The ‘Tonight’ balcony scene with Tony and Maria from West Side Story followed, introducing the concert’s two premiere guest artists, Lorena Gore and Simon Gleeson. It’s also a wonderful showpiece which never appears dated despite being written in 1957. Gore’s vocals at first had the feeling of an opera singer slumming it, but as the concert went on, she relaxed into a more musical theatre mode. Both performers were centre stage again in the Lloyd Webber tribute, the ‘Overture’ to The Phantom of the Opera, with Andrej Kouznetsov doing spectacular work on the organ, Gore delivering a nicely balanced ‘Wishing You Were Somehow Here Again,’ and coupling with Gleeson on ‘All I Ask of You,’ probably the best vocal duet written in the last forty years.
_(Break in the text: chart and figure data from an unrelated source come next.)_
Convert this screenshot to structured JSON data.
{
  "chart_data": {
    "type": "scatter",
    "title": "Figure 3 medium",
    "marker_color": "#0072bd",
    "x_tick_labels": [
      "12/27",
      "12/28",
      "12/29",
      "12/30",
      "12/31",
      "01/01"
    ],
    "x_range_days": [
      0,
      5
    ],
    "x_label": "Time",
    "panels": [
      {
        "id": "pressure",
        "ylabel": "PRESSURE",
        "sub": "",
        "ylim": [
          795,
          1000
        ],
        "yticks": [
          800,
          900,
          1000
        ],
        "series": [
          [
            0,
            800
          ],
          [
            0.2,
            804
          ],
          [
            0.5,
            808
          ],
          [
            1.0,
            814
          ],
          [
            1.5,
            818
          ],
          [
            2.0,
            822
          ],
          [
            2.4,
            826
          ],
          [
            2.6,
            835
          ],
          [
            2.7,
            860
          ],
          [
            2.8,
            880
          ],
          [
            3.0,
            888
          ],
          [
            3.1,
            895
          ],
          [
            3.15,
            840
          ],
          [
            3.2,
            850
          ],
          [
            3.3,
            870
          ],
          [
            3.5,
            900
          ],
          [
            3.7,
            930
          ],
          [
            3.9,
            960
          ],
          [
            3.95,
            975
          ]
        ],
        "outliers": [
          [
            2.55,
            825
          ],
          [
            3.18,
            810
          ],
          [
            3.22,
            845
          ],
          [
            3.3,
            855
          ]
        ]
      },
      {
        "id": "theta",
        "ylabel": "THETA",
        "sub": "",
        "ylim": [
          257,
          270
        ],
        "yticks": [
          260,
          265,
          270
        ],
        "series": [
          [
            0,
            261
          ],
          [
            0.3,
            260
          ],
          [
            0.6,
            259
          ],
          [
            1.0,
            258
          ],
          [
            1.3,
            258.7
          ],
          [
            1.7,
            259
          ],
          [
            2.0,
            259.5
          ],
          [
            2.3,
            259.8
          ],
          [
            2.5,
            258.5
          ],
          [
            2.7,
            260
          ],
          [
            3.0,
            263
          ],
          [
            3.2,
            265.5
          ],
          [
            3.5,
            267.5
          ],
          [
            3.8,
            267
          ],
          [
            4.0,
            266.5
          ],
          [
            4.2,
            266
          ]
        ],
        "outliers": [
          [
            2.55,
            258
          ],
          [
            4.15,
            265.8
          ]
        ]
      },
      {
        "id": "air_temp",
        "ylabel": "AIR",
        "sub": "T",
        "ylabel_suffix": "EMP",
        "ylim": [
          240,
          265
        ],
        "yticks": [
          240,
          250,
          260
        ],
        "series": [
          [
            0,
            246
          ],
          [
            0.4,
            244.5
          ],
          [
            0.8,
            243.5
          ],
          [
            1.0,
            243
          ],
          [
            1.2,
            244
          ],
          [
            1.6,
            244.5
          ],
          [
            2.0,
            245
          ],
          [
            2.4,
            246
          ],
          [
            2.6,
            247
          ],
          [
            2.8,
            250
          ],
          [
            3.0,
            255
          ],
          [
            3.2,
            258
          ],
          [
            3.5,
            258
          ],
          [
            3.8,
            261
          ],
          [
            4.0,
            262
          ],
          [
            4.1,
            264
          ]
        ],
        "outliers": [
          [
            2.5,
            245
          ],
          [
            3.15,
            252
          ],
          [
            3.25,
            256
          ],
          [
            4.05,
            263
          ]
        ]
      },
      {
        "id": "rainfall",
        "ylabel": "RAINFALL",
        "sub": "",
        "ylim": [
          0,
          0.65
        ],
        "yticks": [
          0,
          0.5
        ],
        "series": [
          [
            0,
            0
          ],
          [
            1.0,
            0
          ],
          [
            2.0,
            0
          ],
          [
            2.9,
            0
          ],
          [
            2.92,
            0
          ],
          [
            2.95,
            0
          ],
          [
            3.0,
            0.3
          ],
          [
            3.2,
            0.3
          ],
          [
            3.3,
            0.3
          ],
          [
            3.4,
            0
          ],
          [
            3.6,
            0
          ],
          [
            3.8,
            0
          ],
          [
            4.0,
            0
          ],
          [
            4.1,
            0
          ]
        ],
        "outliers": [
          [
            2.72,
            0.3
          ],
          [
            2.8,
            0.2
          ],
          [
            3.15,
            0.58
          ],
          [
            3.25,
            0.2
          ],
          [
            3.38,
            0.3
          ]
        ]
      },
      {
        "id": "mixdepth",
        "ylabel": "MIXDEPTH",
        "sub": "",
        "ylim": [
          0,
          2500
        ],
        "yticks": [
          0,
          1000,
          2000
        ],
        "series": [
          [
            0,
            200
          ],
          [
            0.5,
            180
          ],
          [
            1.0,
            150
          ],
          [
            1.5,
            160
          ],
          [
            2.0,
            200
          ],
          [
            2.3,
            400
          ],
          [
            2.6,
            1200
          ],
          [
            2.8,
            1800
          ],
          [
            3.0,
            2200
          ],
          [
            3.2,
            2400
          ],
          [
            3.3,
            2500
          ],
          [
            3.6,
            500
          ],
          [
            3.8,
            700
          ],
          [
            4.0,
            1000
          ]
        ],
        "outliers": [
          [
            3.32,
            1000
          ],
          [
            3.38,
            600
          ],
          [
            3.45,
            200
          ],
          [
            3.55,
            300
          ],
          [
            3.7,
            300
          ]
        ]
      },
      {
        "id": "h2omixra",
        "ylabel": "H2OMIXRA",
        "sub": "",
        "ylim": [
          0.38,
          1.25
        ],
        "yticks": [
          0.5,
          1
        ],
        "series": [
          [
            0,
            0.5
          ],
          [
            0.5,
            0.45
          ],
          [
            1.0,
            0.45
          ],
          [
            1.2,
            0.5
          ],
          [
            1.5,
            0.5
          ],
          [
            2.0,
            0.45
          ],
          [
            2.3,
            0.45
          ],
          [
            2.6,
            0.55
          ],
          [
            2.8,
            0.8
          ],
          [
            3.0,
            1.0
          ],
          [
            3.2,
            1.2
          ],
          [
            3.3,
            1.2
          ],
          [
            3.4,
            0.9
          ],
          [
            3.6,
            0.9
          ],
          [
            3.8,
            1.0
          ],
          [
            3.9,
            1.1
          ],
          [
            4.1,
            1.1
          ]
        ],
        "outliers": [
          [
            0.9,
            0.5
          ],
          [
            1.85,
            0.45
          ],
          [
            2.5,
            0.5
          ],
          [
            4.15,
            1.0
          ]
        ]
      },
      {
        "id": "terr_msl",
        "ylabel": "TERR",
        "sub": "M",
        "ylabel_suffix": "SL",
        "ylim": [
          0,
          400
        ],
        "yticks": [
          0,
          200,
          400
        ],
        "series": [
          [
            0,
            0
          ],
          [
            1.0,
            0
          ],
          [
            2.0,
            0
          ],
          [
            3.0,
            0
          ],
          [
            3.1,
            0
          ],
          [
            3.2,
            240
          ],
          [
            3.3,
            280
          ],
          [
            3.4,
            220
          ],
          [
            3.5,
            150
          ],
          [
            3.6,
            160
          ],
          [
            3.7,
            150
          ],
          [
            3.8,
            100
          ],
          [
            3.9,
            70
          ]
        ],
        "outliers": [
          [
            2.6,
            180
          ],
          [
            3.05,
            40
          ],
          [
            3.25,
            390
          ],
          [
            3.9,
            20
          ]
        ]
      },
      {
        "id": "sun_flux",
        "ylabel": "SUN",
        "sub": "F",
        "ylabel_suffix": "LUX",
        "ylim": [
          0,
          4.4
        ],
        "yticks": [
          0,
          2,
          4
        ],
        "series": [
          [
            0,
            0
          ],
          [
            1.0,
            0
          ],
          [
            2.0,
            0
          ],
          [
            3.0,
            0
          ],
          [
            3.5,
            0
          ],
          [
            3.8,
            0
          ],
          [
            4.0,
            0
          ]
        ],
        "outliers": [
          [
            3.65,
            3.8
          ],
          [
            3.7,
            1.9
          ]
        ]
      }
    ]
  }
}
But the best was yet to come, and it did with the appearance of young baritone Hanlon Innocent. Singing Quasimodo’s ballad ‘Out There’ from Alan Menken and Stephen Schwartz’s The Hunchback of Notre Dame, Innocent filled the hall with such powerful emotion it was palpable. A tremendous and overwhelming performance and one of the highlights of the concert.
Nina Lippmann, a graduating soprano from the Griffith University Musical Theatre course, had the pipes to deliver on Frozen’s ‘Let It Go’, but did better closing the concert with Elphaba’s ‘Defying Gravity’ from Wicked.
The orchestra brought some nice carnival color to the opening waltz from Carousel, whilst Gleeson’s wondrous tenor tones were showcased on ‘Anthem’ (Chess) and ‘Bring Him Home’ (Les Misérables).
The encores were an absolute delight. Gore, dressed appropriately as Mary Poppins, sang a lively ‘Supercalifragilisticexpianlidocious’ assisted by Innocent as the cloth-capped Bert, Gleeson in falsetto-mode with the Phantom’s ‘Music of the Night’, and all four having fun with Sondheim’s Jerome Kern 20s pastiche from Follies, ‘You’re Gonna Love Tomorrow’ and ‘Love Will See Us Through’.
Guy Noble was an agreeable host and conducted the orchestra with élan. Need I say the audience was sated at the finale from this emotional roller-coaster ride. Musical theatre at its best!